Maria Suppa – Paura & Coraggio
La paura della fine e del niente sapere, la paura di non poter più rivedere le anime belle, a cui tanto teniamo, le voci che in cuor nostro sentiamo.
La paura della fine e del niente sapere, la paura di non poter più rivedere le anime belle, a cui tanto teniamo, le voci che in cuor nostro sentiamo.
Andare o restare? Quando restare significa soccombere senza nessuna possibilità di vittoria. E andare seppur con una resa onorevole significa vivere. Devi andare via, no è vigliaccherie ma è coraggio, di avere ancora la forza di scegliere, e tornare quando avrai ripreso forza e vigore.

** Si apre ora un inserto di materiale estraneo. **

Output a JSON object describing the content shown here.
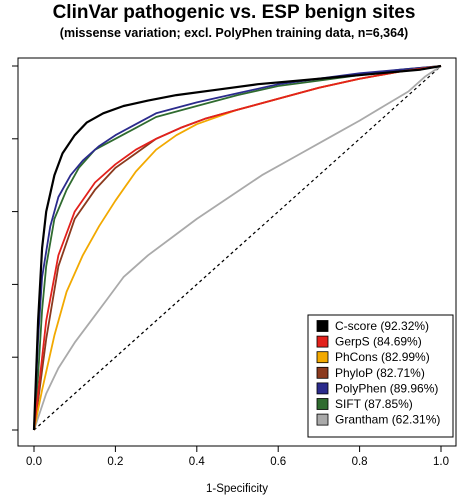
{
  "chart_data": {
    "type": "line",
    "title": "ClinVar pathogenic vs. ESP benign sites",
    "subtitle": "(missense variation; excl. PolyPhen training data, n=6,364)",
    "xlabel": "1-Specificity",
    "ylabel": "",
    "xlim": [
      0,
      1
    ],
    "ylim": [
      0,
      1
    ],
    "x_ticks": [
      "0.0",
      "0.2",
      "0.4",
      "0.6",
      "0.8",
      "1.0"
    ],
    "y_ticks_labeled": false,
    "grid": false,
    "legend_position": "bottom-right",
    "diagonal_reference": true,
    "series": [
      {
        "name": "C-score (92.32%)",
        "color": "#000000",
        "x": [
          0,
          0.01,
          0.02,
          0.03,
          0.05,
          0.07,
          0.1,
          0.13,
          0.17,
          0.22,
          0.28,
          0.35,
          0.45,
          0.55,
          0.65,
          0.75,
          0.85,
          0.95,
          1
        ],
        "y": [
          0,
          0.3,
          0.5,
          0.6,
          0.7,
          0.76,
          0.81,
          0.845,
          0.87,
          0.89,
          0.905,
          0.92,
          0.935,
          0.95,
          0.96,
          0.97,
          0.98,
          0.99,
          1
        ]
      },
      {
        "name": "GerpS (84.69%)",
        "color": "#e3211c",
        "x": [
          0,
          0.01,
          0.03,
          0.06,
          0.1,
          0.15,
          0.2,
          0.25,
          0.3,
          0.36,
          0.42,
          0.5,
          0.6,
          0.7,
          0.8,
          0.9,
          1
        ],
        "y": [
          0,
          0.1,
          0.3,
          0.48,
          0.6,
          0.68,
          0.73,
          0.77,
          0.8,
          0.83,
          0.855,
          0.88,
          0.91,
          0.94,
          0.965,
          0.985,
          1
        ]
      },
      {
        "name": "PhCons (82.99%)",
        "color": "#f2a900",
        "x": [
          0,
          0.02,
          0.05,
          0.08,
          0.12,
          0.16,
          0.2,
          0.25,
          0.3,
          0.35,
          0.4,
          0.5,
          0.6,
          0.7,
          0.8,
          0.9,
          1
        ],
        "y": [
          0,
          0.11,
          0.26,
          0.38,
          0.48,
          0.56,
          0.63,
          0.71,
          0.77,
          0.81,
          0.84,
          0.88,
          0.91,
          0.94,
          0.965,
          0.985,
          1
        ]
      },
      {
        "name": "PhyloP (82.71%)",
        "color": "#8b3a1e",
        "x": [
          0,
          0.01,
          0.03,
          0.06,
          0.1,
          0.15,
          0.2,
          0.25,
          0.3,
          0.36,
          0.42,
          0.5,
          0.6,
          0.7,
          0.8,
          0.9,
          1
        ],
        "y": [
          0,
          0.08,
          0.25,
          0.45,
          0.58,
          0.66,
          0.72,
          0.76,
          0.8,
          0.83,
          0.855,
          0.88,
          0.91,
          0.94,
          0.965,
          0.985,
          1
        ]
      },
      {
        "name": "PolyPhen (89.96%)",
        "color": "#2b2b8c",
        "x": [
          0,
          0.01,
          0.02,
          0.04,
          0.06,
          0.09,
          0.12,
          0.16,
          0.2,
          0.25,
          0.3,
          0.4,
          0.5,
          0.6,
          0.7,
          0.8,
          0.9,
          1
        ],
        "y": [
          0,
          0.25,
          0.42,
          0.56,
          0.64,
          0.7,
          0.74,
          0.78,
          0.81,
          0.84,
          0.87,
          0.9,
          0.925,
          0.95,
          0.965,
          0.98,
          0.99,
          1
        ]
      },
      {
        "name": "SIFT (87.85%)",
        "color": "#2f6b2f",
        "x": [
          0,
          0.01,
          0.02,
          0.03,
          0.05,
          0.08,
          0.11,
          0.15,
          0.2,
          0.25,
          0.3,
          0.4,
          0.5,
          0.6,
          0.7,
          0.8,
          0.9,
          1
        ],
        "y": [
          0,
          0.15,
          0.33,
          0.45,
          0.58,
          0.66,
          0.72,
          0.77,
          0.8,
          0.83,
          0.86,
          0.89,
          0.92,
          0.945,
          0.96,
          0.975,
          0.99,
          1
        ]
      },
      {
        "name": "Grantham (62.31%)",
        "color": "#aaaaaa",
        "x": [
          0,
          0.03,
          0.06,
          0.1,
          0.14,
          0.18,
          0.22,
          0.28,
          0.34,
          0.4,
          0.48,
          0.56,
          0.64,
          0.72,
          0.8,
          0.86,
          0.92,
          0.96,
          1
        ],
        "y": [
          0,
          0.1,
          0.17,
          0.24,
          0.3,
          0.36,
          0.42,
          0.48,
          0.53,
          0.58,
          0.64,
          0.7,
          0.75,
          0.8,
          0.85,
          0.89,
          0.93,
          0.97,
          1
        ]
      }
    ]
  }
}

Si chiama spirito di sopravvivenza che prevale su tutto.
Ma ogni vera gioia ha una paura dentro.
Il coraggio è spesso l’effetto di una visione poco chiara del pericolo che si affronta, o dell’ignoranza totale dello stesso pericolo.
Il coraggio non deve mai essere scompagnato dalla ragione.

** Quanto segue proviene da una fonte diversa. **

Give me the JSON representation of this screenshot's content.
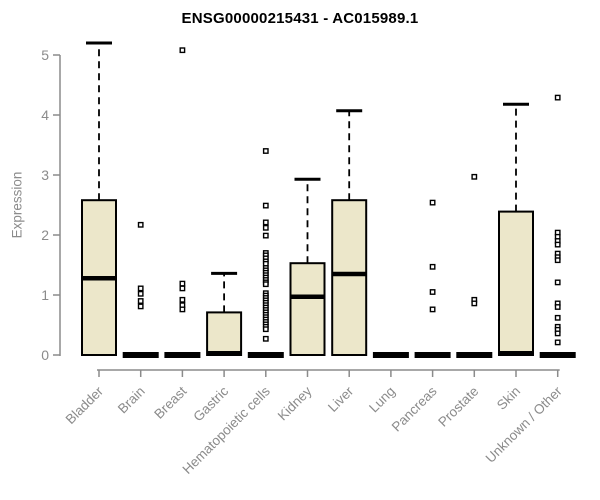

Ho visto un dì la grande valle, un mondo dove tutta la realtà è nel silenzio e che l’animo fa rimanere muto. Ah! Quanto era bello lì! Bianco e azzurro ero circondata, segreti non svelati e persone riviste dopo tanto tempo. Bello era ricordare quel posto; foresta bianca di diverse forme e azzurri, gamma dove potersi specchiare.Cielo trasparente che da sul piccolo pallino è sì grande ma bello solo a vedersi. Invece io, che sono qui, tutto cambia; i sentimenti si buttavano per tutto il cielo e i miei piedi, come per incanto, era sospesi nel vuoto più profondo.Lassù niente era brutto, non regnava il furore ed ero fuori tra liti tra adolescenti. Se ci si domanda com’è la valle Santa, una cosa si può dire: luogo di felicità. Ci si è sempre posto come mai non si può toccare con un dito il cielo tranne quando si chiude un occhio, ora l’ho capito: basta aprire il cuore e la felicità che vuoi trasmettere A quelli che si chiamano: persone amate.
Se volete non aver paura di nulla, dovete credere che tutto possa farvi paura.